I did some testing on EC2 m6i.4xlarge instance again. It can prove the memory is reclaimed once the model is unregistered.

  • config.properties
inference_address=http://0.0.0.0:8080
management_address=http://0.0.0.0:8081
metrics_address=http://0.0.0.0:8082
number_of_netty_threads=32
job_queue_size=100
vmargs=-Xmx4g -XX:-UseLargePages -XX:+UseG1GC -XX:MaxMetaspaceSize=32M -XX:MaxDirectMemorySize=10m -XX:+ExitOnOutOfMemoryError
prefer_direct_buffer=True
default_response_timeout=300
unregister_model_timeout=300
install_py_dep_per_model=true
  • steps:
  1. export OMP_THREAD_LIMIT=1
  2. start torchserve: <== MemoryUtilization.Percent:2.0
  3. register resnet-18 with 16 workers: <== MemoryUtilization.Percent:6.5 curl -v -X POST "http://localhost:8081/models?initial_workers=16&synchronous=false&url=resnet-18.mar"

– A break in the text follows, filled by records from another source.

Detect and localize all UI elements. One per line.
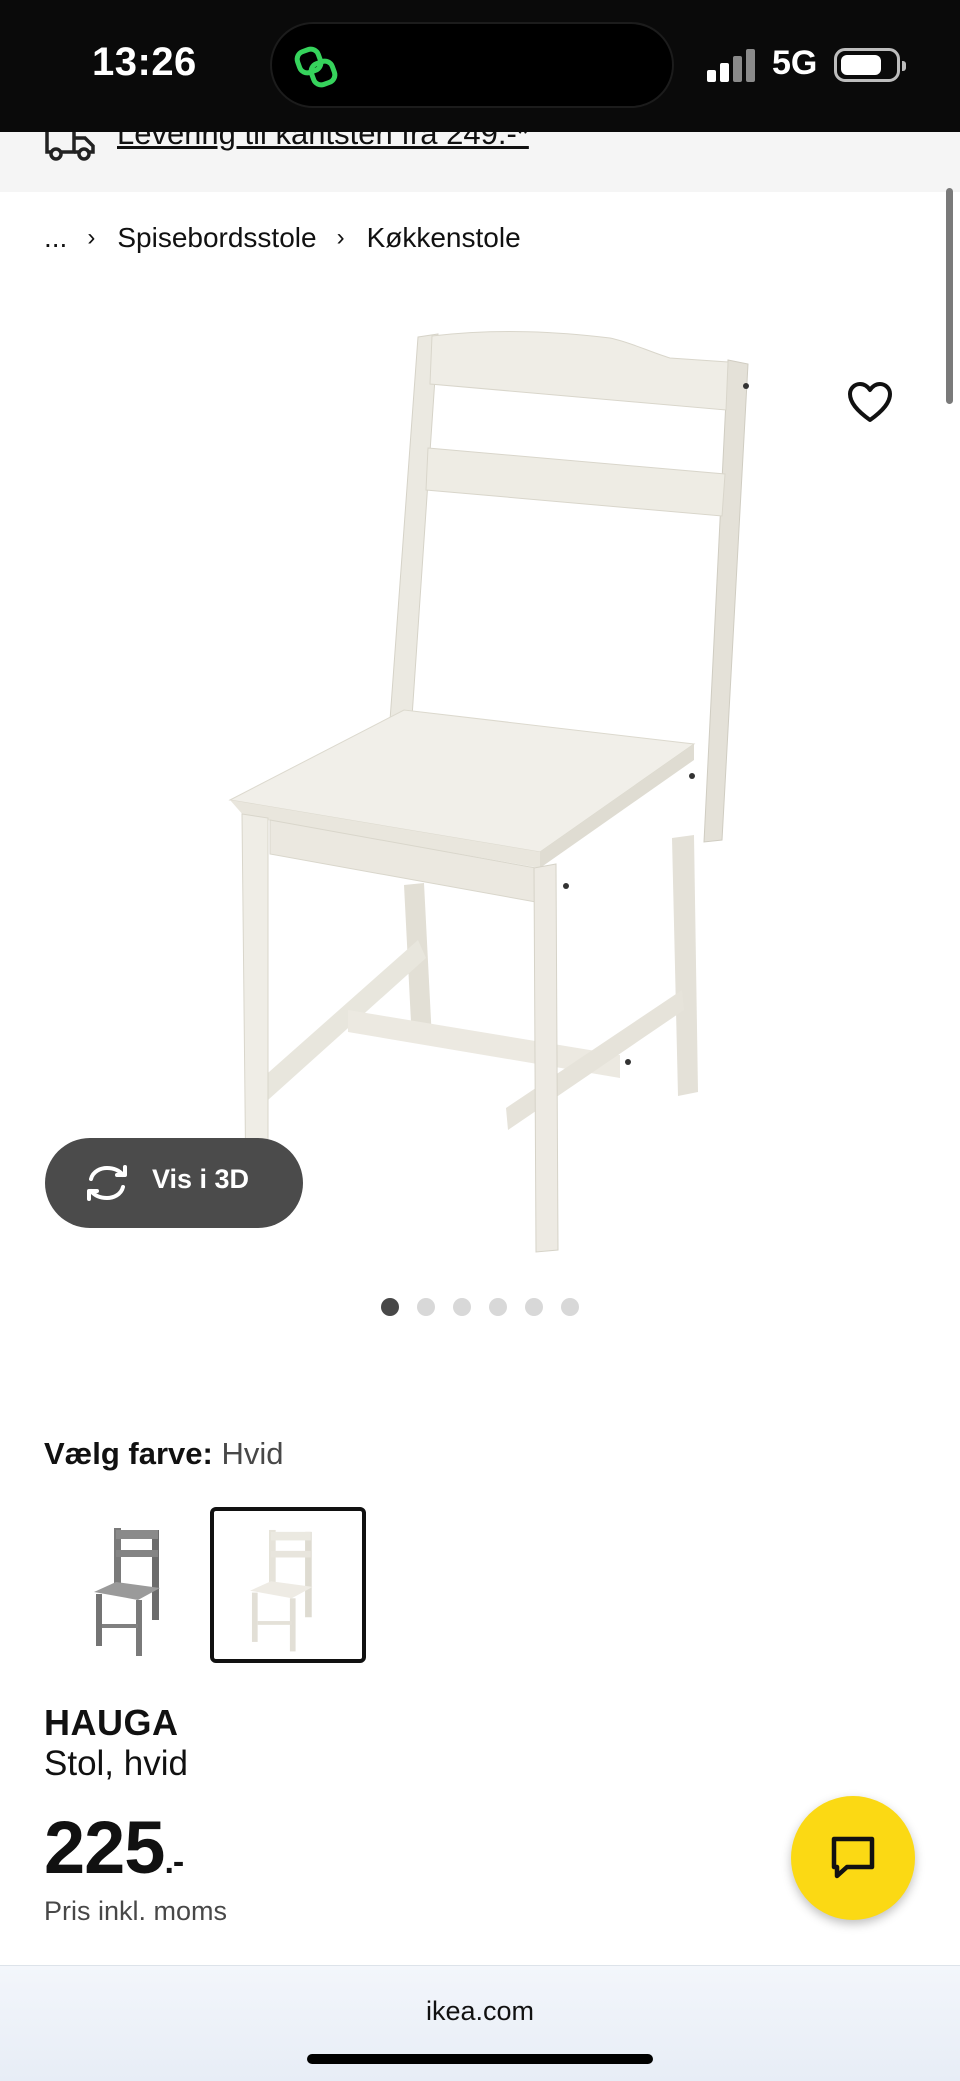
color-swatch-white[interactable] xyxy=(210,1507,366,1663)
network-label: 5G xyxy=(772,44,818,82)
truck-icon xyxy=(45,132,95,161)
chat-button[interactable] xyxy=(791,1796,915,1920)
carousel-dot[interactable] xyxy=(453,1298,471,1316)
delivery-link[interactable]: Levering til kantsten fra 249.-* xyxy=(117,132,529,152)
product-description: Stol, hvid xyxy=(44,1744,188,1783)
selected-color: Hvid xyxy=(221,1436,284,1471)
breadcrumb-item-dining-chairs[interactable]: Spisebordsstole xyxy=(117,222,316,254)
browser-url-bar[interactable]: ikea.com xyxy=(0,1965,960,2081)
color-picker-label: Vælg farve: Hvid xyxy=(44,1436,283,1472)
product-name: HAUGA xyxy=(44,1702,179,1743)
chevron-right-icon: › xyxy=(87,224,96,251)
status-bar: 13:26 5G xyxy=(0,0,960,132)
carousel-dot[interactable] xyxy=(561,1298,579,1316)
carousel-dot[interactable] xyxy=(489,1298,507,1316)
heart-icon[interactable] xyxy=(846,380,894,424)
color-label-text: Vælg farve: xyxy=(44,1436,213,1471)
rotate-3d-icon xyxy=(87,1165,127,1201)
url-text[interactable]: ikea.com xyxy=(0,1996,960,2027)
price-amount: 225 xyxy=(44,1806,165,1889)
carousel-dots xyxy=(381,1298,579,1316)
breadcrumb: ... › Spisebordsstole › Køkkenstole xyxy=(44,218,521,258)
breadcrumb-item-kitchen-chairs[interactable]: Køkkenstole xyxy=(367,222,521,254)
view-3d-button[interactable]: Vis i 3D xyxy=(45,1138,303,1228)
chat-bubble-icon xyxy=(831,1836,875,1879)
chevron-right-icon: › xyxy=(336,224,345,251)
link-icon xyxy=(294,46,338,88)
status-time: 13:26 xyxy=(92,40,197,84)
color-swatch-grey[interactable] xyxy=(56,1508,212,1664)
price-note: Pris inkl. moms xyxy=(44,1896,228,1926)
carousel-dot[interactable] xyxy=(525,1298,543,1316)
delivery-banner[interactable]: Levering til kantsten fra 249.-* xyxy=(0,132,960,192)
signal-icon xyxy=(707,48,757,82)
battery-icon xyxy=(834,48,906,82)
home-indicator[interactable] xyxy=(307,2054,653,2064)
product-image[interactable] xyxy=(200,320,760,1260)
carousel-dot[interactable] xyxy=(417,1298,435,1316)
view-3d-label: Vis i 3D xyxy=(152,1164,250,1194)
product-price: 225.- xyxy=(44,1805,184,1890)
carousel-dot[interactable] xyxy=(381,1298,399,1316)
breadcrumb-ellipsis[interactable]: ... xyxy=(44,222,67,254)
price-suffix: .- xyxy=(164,1843,184,1881)
dynamic-island xyxy=(270,22,674,108)
grey-chair-thumbnail xyxy=(94,1528,160,1656)
scrollbar[interactable] xyxy=(946,188,953,404)
white-chair-thumbnail xyxy=(250,1529,313,1652)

  4. inference request: <== MemoryUtilization.Percent:7.9 ab -q -c 10 -n 100000 -k -p examples/image_classifier/kitten.jpg -T application/jpg http://127.0.0.1:8080/predictions/resnet-1
  5. unregister resnet-18: <== MemoryUtilization.Percent:3.1 curl -X DELETE http://localhost:8081/models/resnet-18
  6. re-register resnet-18 with 16 workers: <== MemoryUtilization.Percent:7.5 curl -v -X POST "http://localhost:8081/models?initial_workers=16&synchronous=false&url=resnet-18.mar"
  7. force gc: <== MemoryUtilization.Percent:6.5 jmap pid GC.RUN
  8. inference request: <== MemoryUtilization.Percent:6.9 ab -q -c 1 -n 10 -k -p examples/image_classifier/kitten.jpg -T application/jpg http://127.0.0.1:8080/predictions/resnet-18

When the queue is full, then memory reclaims automatically?